YAN Liping1, MA Jiajun1, CHEN Wenxing2   

  1. 1.School of Mathematics and Statistics, Xidian University, Xi’an 710126, China
    2.School of Mathematics and Statistics, Ningxia University, Yinchuan 750021, China
  • Online:2019-02-01 Published:2019-01-24

摘要: 最小二乘双支持向量回归机(LSTSVR)通过引入最小二乘损失将双支持向量回归机(TSVR)中的二次规划问题简化为两个线性方程组的求解,从而大大减少了训练时间。然而,LSTSVR最小化基于最小二乘损失的经验风险易导致以下不足:(1)“过学习”问题;(2)模型的解缺乏稀疏性,难以训练大规模数据。针对(1),提出结构化最小二乘双支持向量回归机(S-LSTSVR)以提升模型的泛化能力;针对(2),进一步利用不完全Choesky分解对核矩阵进行低秩近似,给出求解S-LSTSVR的稀疏算法SS-LSTSVR,使模型能有效地训练大规模数据。人工数据和UCI数据集中的实验证明SS-LSTSVR不但可以避免“过学习”,而且能够高效地解决大规模训练问题。

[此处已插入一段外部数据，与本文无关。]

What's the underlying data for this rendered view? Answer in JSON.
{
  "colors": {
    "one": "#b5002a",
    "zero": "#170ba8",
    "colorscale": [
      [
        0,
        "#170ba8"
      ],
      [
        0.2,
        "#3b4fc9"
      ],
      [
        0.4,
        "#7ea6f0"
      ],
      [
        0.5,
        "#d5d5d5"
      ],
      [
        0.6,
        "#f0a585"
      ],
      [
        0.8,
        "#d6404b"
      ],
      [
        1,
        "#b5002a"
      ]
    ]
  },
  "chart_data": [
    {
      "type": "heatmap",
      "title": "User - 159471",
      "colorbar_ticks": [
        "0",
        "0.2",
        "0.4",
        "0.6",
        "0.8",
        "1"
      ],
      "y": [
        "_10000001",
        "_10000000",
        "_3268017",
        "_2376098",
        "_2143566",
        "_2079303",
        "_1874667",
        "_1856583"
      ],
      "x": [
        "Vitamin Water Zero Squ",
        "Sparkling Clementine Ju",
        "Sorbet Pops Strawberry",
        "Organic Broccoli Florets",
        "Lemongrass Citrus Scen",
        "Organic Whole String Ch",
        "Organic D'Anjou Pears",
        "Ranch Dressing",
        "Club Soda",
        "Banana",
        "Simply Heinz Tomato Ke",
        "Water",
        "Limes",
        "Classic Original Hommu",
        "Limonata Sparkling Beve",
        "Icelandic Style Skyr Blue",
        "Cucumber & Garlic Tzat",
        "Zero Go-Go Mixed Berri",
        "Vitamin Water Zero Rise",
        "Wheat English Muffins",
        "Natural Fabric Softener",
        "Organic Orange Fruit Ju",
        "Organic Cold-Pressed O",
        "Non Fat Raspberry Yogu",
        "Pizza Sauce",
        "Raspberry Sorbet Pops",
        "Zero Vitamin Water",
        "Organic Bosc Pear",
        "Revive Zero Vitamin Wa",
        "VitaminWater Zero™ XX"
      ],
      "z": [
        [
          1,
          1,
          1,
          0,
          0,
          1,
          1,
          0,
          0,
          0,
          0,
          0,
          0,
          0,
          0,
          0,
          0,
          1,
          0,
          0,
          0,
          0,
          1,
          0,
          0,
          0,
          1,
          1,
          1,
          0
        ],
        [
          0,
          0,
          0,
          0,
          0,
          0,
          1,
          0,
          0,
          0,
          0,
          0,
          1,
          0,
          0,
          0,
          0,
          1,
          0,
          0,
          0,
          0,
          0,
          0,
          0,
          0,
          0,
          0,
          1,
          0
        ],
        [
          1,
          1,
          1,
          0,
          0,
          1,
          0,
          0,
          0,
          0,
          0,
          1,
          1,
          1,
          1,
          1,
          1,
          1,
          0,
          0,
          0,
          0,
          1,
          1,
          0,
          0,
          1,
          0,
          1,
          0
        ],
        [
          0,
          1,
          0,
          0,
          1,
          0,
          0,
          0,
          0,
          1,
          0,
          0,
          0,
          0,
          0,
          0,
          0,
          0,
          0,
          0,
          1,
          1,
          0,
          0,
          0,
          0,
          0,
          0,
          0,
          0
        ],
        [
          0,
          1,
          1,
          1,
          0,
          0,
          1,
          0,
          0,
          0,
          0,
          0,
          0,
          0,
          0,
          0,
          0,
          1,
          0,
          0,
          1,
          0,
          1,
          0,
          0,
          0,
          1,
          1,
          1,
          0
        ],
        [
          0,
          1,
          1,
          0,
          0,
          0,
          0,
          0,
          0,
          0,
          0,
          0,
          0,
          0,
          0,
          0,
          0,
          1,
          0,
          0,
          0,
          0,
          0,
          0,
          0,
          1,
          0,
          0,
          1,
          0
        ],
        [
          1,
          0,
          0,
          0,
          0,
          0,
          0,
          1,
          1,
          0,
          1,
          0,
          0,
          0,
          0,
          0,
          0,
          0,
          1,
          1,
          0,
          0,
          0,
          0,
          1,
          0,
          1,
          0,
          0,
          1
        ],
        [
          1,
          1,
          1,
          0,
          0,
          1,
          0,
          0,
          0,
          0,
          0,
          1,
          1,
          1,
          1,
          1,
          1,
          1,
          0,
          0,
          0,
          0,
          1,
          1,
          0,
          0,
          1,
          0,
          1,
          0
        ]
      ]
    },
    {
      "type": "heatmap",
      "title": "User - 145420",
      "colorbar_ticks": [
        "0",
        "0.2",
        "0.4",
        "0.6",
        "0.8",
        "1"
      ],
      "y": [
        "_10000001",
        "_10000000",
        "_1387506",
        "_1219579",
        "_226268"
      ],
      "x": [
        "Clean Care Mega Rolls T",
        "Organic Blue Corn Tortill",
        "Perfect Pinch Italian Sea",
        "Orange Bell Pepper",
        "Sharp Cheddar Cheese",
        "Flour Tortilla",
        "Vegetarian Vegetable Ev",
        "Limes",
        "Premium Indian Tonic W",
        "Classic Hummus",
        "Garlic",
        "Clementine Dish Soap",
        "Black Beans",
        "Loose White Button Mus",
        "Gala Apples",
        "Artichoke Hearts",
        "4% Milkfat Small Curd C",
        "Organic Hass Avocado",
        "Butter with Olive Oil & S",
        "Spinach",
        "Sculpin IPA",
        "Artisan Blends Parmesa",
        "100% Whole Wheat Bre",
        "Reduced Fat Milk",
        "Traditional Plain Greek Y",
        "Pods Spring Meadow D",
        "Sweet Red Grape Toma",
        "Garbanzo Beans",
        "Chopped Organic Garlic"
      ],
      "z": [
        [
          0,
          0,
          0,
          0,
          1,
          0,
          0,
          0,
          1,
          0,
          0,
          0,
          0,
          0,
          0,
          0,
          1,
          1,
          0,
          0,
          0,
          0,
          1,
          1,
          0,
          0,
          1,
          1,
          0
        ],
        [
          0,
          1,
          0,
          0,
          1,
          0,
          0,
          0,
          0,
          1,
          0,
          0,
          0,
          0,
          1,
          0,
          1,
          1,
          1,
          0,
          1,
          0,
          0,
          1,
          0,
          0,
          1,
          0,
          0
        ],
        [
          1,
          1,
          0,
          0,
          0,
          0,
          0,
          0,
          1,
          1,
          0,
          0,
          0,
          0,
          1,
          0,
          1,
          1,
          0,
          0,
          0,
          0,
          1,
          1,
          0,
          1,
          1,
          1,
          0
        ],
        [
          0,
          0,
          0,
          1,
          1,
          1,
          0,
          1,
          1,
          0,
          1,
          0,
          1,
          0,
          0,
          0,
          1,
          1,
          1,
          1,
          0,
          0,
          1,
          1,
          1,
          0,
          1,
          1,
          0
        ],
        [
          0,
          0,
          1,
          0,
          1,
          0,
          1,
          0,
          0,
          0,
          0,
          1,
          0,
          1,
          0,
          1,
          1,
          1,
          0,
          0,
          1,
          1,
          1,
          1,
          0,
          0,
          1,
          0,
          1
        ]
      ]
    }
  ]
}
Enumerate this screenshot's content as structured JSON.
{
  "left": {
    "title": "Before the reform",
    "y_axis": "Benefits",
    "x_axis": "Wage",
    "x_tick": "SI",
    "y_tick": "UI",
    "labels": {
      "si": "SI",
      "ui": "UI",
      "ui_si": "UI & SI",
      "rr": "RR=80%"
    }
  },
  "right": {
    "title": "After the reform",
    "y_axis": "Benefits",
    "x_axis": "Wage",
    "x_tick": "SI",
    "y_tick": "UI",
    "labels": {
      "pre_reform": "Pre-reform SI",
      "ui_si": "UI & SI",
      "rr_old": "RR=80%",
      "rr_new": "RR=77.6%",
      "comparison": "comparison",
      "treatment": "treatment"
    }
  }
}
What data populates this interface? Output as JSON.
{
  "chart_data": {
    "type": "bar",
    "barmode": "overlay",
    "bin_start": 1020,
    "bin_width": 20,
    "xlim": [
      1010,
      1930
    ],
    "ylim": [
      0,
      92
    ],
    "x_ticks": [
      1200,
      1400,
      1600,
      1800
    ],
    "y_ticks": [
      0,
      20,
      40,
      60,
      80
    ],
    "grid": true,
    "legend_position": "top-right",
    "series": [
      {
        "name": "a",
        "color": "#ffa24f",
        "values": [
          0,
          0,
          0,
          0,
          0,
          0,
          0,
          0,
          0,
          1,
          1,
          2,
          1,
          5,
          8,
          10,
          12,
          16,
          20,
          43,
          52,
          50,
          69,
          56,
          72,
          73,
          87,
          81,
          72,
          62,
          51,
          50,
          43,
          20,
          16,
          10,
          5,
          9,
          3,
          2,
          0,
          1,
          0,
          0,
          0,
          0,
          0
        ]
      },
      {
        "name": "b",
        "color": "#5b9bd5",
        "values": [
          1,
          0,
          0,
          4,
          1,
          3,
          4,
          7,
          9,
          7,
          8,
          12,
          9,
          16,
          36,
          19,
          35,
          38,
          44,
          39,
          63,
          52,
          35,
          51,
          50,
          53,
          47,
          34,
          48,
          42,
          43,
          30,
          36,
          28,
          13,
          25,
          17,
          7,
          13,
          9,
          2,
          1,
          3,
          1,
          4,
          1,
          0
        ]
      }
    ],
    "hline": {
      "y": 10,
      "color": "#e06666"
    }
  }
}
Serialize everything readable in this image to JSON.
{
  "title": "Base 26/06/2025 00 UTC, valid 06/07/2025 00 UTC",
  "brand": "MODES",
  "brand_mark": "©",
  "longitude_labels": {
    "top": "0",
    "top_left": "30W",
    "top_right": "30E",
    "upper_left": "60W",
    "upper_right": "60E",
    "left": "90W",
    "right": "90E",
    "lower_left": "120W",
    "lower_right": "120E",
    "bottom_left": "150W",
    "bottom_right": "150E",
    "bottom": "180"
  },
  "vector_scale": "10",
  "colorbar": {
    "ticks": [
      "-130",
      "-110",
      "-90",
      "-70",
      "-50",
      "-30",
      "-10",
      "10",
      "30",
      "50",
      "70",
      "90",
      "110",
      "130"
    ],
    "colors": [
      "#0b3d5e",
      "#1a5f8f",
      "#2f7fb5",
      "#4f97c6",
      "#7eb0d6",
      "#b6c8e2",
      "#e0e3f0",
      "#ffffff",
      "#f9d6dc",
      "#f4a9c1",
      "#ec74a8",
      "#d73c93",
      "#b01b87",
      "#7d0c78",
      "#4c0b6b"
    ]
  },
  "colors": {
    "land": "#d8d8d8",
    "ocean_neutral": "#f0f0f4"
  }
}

关键词: 最小二乘双支持向量回归, 结构风险最小化, 稀疏性, 不完全Choesky分解, 大规模

Abstract: The Least Squares Twin Support Vector Regression(LSTSVR) machine simplifies the quadratic programming problem in the Twin Support Vector Regression(TSVR) machine to the solution of two linear equations by introducing the least squares loss, thus greatly reducing the training time. However, LSTSVR minimizes the empirical risk based on least squares loss, which will lead to the following shortcomings:(1)the problem of “over-learning”; (2)the solution of model lacks sparsity and it is difficult to train large-scale data. For(1), the Structured Least Squares Twin Support Vector Regression(S-LSTSVR) is given to improve the generalization ability of the model. For(2), the low rank approximation is carried out to the kernel matrix by using incomplete Choesky decomposition, and an sparse algorithm is given for solving S-LSTSVR model(SS-LSTSVR), which makes the model train large-scale data effectively. Experiments on artificial data and UCI data sets show that SS-LSTSVR can avoid “over learning” and can solve large-scale training problems efficiently.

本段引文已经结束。